Local Module Development with Replace Directives

Set up local module development in Go using replace directives to point dependencies to local paths. Learn the workflow for developing multiple modules simultaneously.

Directives

Detailed Explanation

Local Module Development

When developing multiple Go modules simultaneously, replace directives with local paths enable you to test changes without publishing to a registry.

The Basic Setup

If you have two modules:

~/projects/
├── my-service/      # Main application
│   └── go.mod
└── shared-lib/      # Shared library
    └── go.mod

In my-service/go.mod:

module github.com/myorg/my-service

go 1.22.0

require github.com/myorg/shared-lib v1.2.0

replace github.com/myorg/shared-lib => ../shared-lib

How Local Replaces Work

  • The require directive still lists the module with a version
  • The replace directive redirects to the local file system path
  • Local paths must be relative (starting with ./ or ../) or absolute
  • The local module must have a valid go.mod file
  • The local module's version in its go.mod does not need to match the required version

Development Workflow

  1. Make changes to shared-lib
  2. Build/test my-service — it uses the local copy automatically
  3. When satisfied, commit and tag shared-lib with a new version
  4. Update the require version in my-service
  5. Remove the replace directive before committing

Common Mistakes

Forgetting to remove replace before commit:

// DON'T commit this!
replace github.com/myorg/shared-lib => ../shared-lib

CI will fail because the relative path does not exist on the build server.

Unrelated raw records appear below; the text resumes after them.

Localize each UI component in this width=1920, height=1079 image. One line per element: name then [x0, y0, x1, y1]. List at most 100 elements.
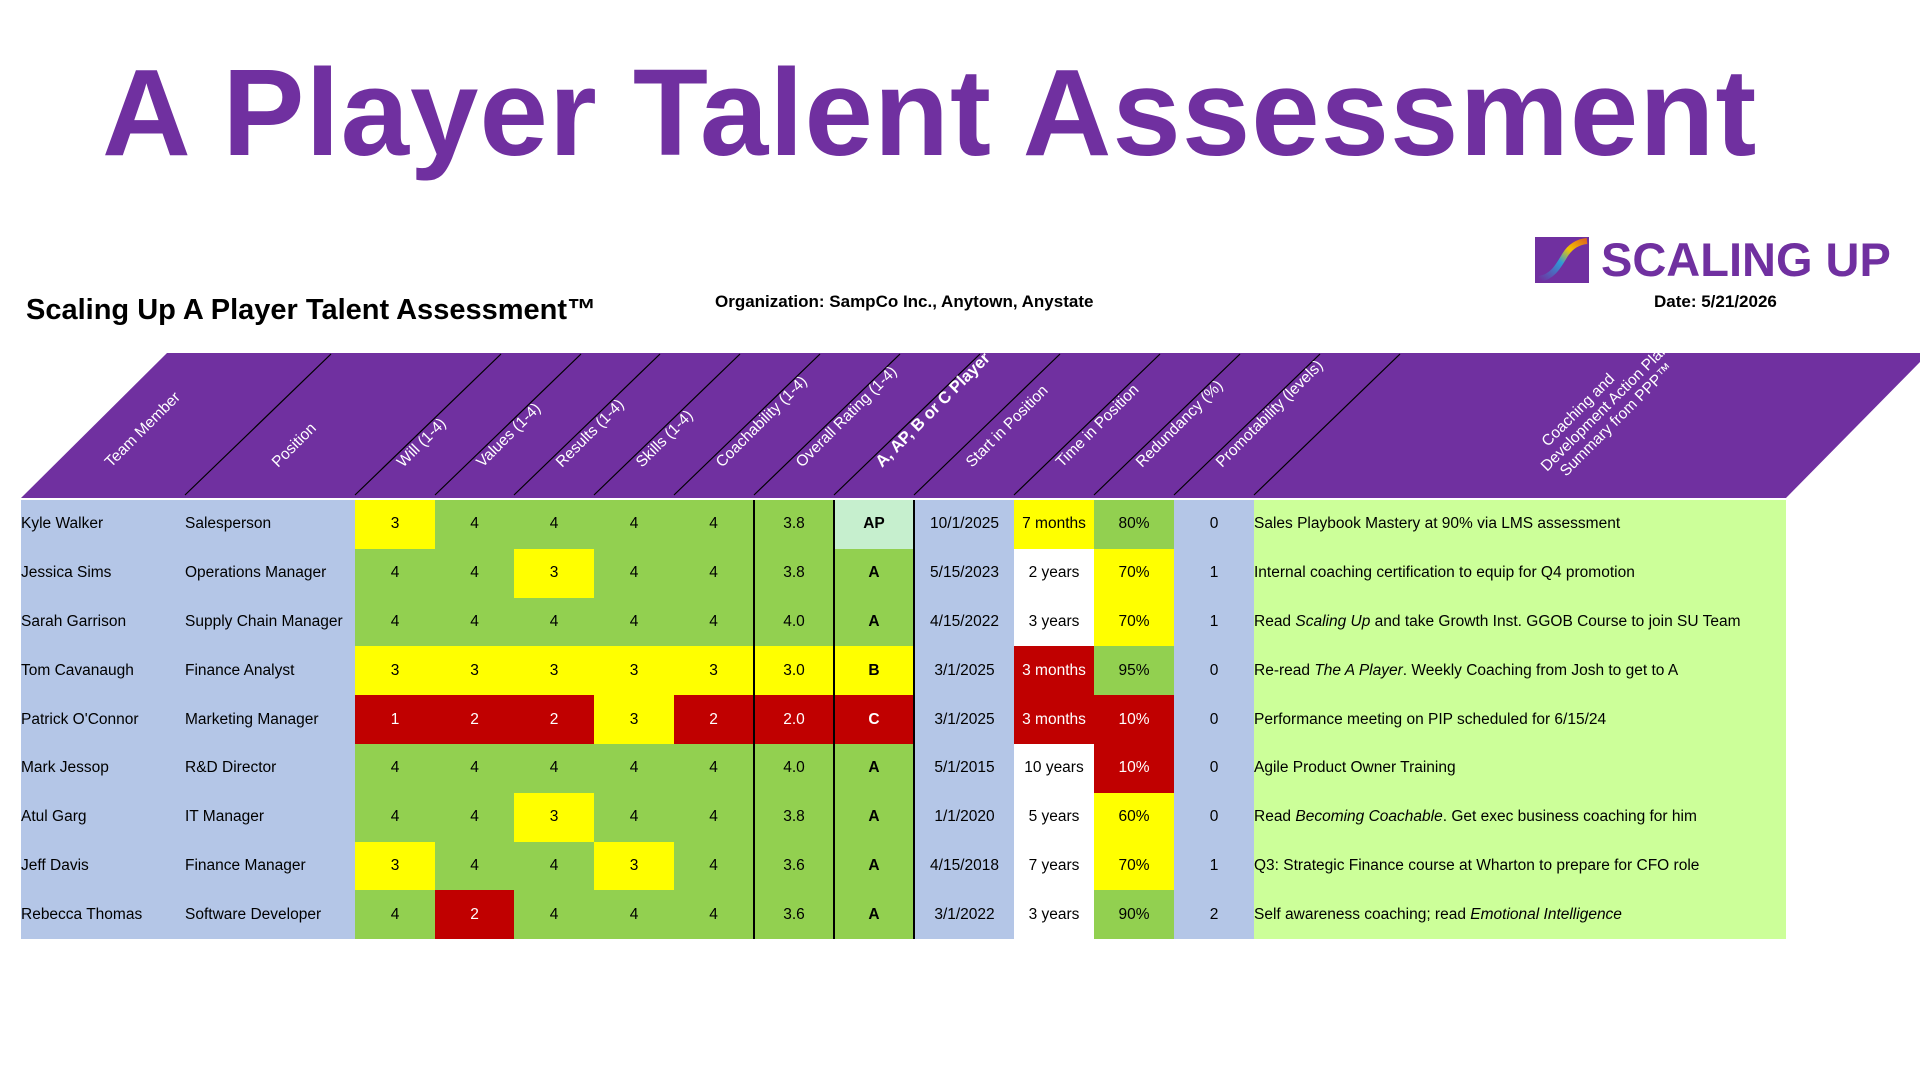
- header-background: [21, 353, 1920, 498]
- overall-rating: 3.8: [754, 500, 835, 549]
- header-divider: [1093, 353, 1241, 496]
- time-in-position: 3 months: [1014, 646, 1094, 696]
- player-grade: A: [834, 890, 915, 940]
- start-date: 1/1/2020: [914, 792, 1014, 842]
- coaching-plan-text: Scaling Up: [1295, 612, 1371, 630]
- redundancy-percent: 70%: [1094, 597, 1174, 647]
- team-member-name: Sarah Garrison: [21, 597, 185, 647]
- time-in-position: 7 years: [1014, 841, 1094, 891]
- values-score: 4: [435, 597, 514, 647]
- skills-score: 3: [594, 695, 674, 744]
- header-divider: [913, 353, 1061, 496]
- coaching-plan-text: Internal coaching certification to equip…: [1254, 564, 1635, 582]
- start-date: 4/15/2022: [914, 597, 1014, 647]
- will-score: 3: [355, 646, 435, 696]
- skills-score: 4: [594, 548, 674, 598]
- values-score: 2: [435, 890, 514, 940]
- column-header-band: Team Member Position Will (1-4) Values (1-4…: [21, 350, 1920, 498]
- team-member-name: Tom Cavanaugh: [21, 646, 185, 696]
- team-member-name: Jessica Sims: [21, 548, 185, 598]
- overall-rating: 4.0: [754, 743, 835, 793]
- position-cell: IT Manager: [185, 792, 355, 842]
- player-grade: C: [834, 695, 915, 744]
- will-score: 3: [355, 841, 435, 891]
- results-score: 4: [514, 743, 594, 793]
- skills-score: 4: [594, 597, 674, 647]
- start-date: 4/15/2018: [914, 841, 1014, 891]
- date-label: Date: 5/21/2026: [1654, 292, 1777, 311]
- promotability-levels: 0: [1174, 792, 1254, 842]
- player-grade: AP: [834, 500, 915, 549]
- start-date: 3/1/2022: [914, 890, 1014, 940]
- redundancy-percent: 95%: [1094, 646, 1174, 696]
- coaching-plan: Sales Playbook Mastery at 90% via LMS as…: [1254, 500, 1786, 549]
- coaching-plan-text: Read: [1254, 808, 1296, 826]
- values-score: 4: [435, 500, 514, 549]
- table-row: Sarah Garrison Supply Chain Manager 4 4 4 4 4 4…: [21, 597, 1786, 647]
- sheet-title: Scaling Up A Player Talent Assessment™: [26, 294, 596, 326]
- scaling-up-logo-icon: [1535, 236, 1589, 283]
- will-score: 3: [355, 500, 435, 549]
- time-in-position: 3 years: [1014, 890, 1094, 940]
- coaching-plan-text: Performance meeting on PIP scheduled for…: [1254, 710, 1607, 728]
- time-in-position: 3 years: [1014, 597, 1094, 647]
- header-divider: [513, 353, 661, 496]
- header-divider: [1173, 353, 1321, 496]
- assessment-table: Kyle Walker Salesperson 3 4 4 4 4 3.8 AP 10/1/202…: [21, 500, 1786, 940]
- results-score: 4: [514, 890, 594, 940]
- position-cell: Finance Manager: [185, 841, 355, 891]
- position-cell: Finance Analyst: [185, 646, 355, 696]
- coaching-plan-text: and take Growth Inst. GGOB Course to joi…: [1370, 612, 1741, 630]
- will-score: 4: [355, 548, 435, 598]
- team-member-name: Patrick O'Connor: [21, 695, 185, 744]
- values-score: 4: [435, 792, 514, 842]
- table-row: Mark Jessop R&D Director 4 4 4 4 4 4.0 A 5/1/2015…: [21, 743, 1786, 793]
- time-in-position: 10 years: [1014, 743, 1094, 793]
- header-divider: [593, 353, 741, 496]
- coaching-plan-text: Emotional Intelligence: [1470, 905, 1622, 923]
- skills-score: 4: [594, 743, 674, 793]
- redundancy-percent: 60%: [1094, 792, 1174, 842]
- coaching-plan: Self awareness coaching; read Emotional …: [1254, 890, 1786, 940]
- overall-rating: 4.0: [754, 597, 835, 647]
- player-grade: A: [834, 841, 915, 891]
- player-grade: A: [834, 743, 915, 793]
- coaching-plan-text: Self awareness coaching; read: [1254, 905, 1471, 923]
- scaling-up-logo: SCALING UP: [1535, 232, 1891, 287]
- player-grade: B: [834, 646, 915, 696]
- will-score: 4: [355, 792, 435, 842]
- coaching-plan-text: Read: [1254, 612, 1296, 630]
- header-divider: [1253, 353, 1401, 496]
- coaching-plan: Agile Product Owner Training: [1254, 743, 1786, 793]
- table-row: Jeff Davis Finance Manager 3 4 4 3 4 3.6 A 4/15/2…: [21, 841, 1786, 891]
- redundancy-percent: 70%: [1094, 548, 1174, 598]
- team-member-name: Kyle Walker: [21, 500, 185, 549]
- coachability-score: 4: [674, 743, 755, 793]
- header-divider: [1013, 353, 1161, 496]
- coaching-plan: Performance meeting on PIP scheduled for…: [1254, 695, 1786, 744]
- promotability-levels: 0: [1174, 743, 1254, 793]
- coaching-plan-text: Sales Playbook Mastery at 90% via LMS as…: [1254, 515, 1621, 533]
- values-score: 2: [435, 695, 514, 744]
- coaching-plan: Read Becoming Coachable. Get exec busine…: [1254, 792, 1786, 842]
- team-member-name: Rebecca Thomas: [21, 890, 185, 940]
- promotability-levels: 1: [1174, 548, 1254, 598]
- header-divider: [833, 353, 981, 496]
- time-in-position: 3 months: [1014, 695, 1094, 744]
- redundancy-percent: 90%: [1094, 890, 1174, 940]
- start-date: 3/1/2025: [914, 646, 1014, 696]
- results-score: 3: [514, 646, 594, 696]
- position-cell: R&D Director: [185, 743, 355, 793]
- will-score: 1: [355, 695, 435, 744]
- values-score: 4: [435, 743, 514, 793]
- header-divider: [184, 353, 332, 496]
- coaching-plan-text: . Weekly Coaching from Josh to get to A: [1402, 661, 1679, 679]
- time-in-position: 7 months: [1014, 500, 1094, 549]
- redundancy-percent: 80%: [1094, 500, 1174, 549]
- promotability-levels: 1: [1174, 841, 1254, 891]
- coachability-score: 2: [674, 695, 755, 744]
- results-score: 4: [514, 841, 594, 891]
- overall-rating: 3.6: [754, 841, 835, 891]
- values-score: 4: [435, 548, 514, 598]
- player-grade: A: [834, 548, 915, 598]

Wrong relative path: The path is relative to the module root (where go.mod lives), not the current working directory.

CI Protection

Add a CI check that fails if local replace directives exist:

if grep -q '=>.*\.\./' go.mod; then
  echo "ERROR: Local replace directives found in go.mod"
  exit 1
fi

Alternative: Go Workspaces

For Go 1.18+, consider using go.work files instead of replace directives for local development. Workspaces are designed for multi-module development and do not require modifying go.mod.

Use Case

Local module development is a daily workflow for teams maintaining multiple Go modules. Backend teams often have shared libraries for logging, authentication, or database access. Using replace directives allows testing changes across module boundaries before publishing. The formatter helps keep go.mod clean when toggling between local and published dependencies.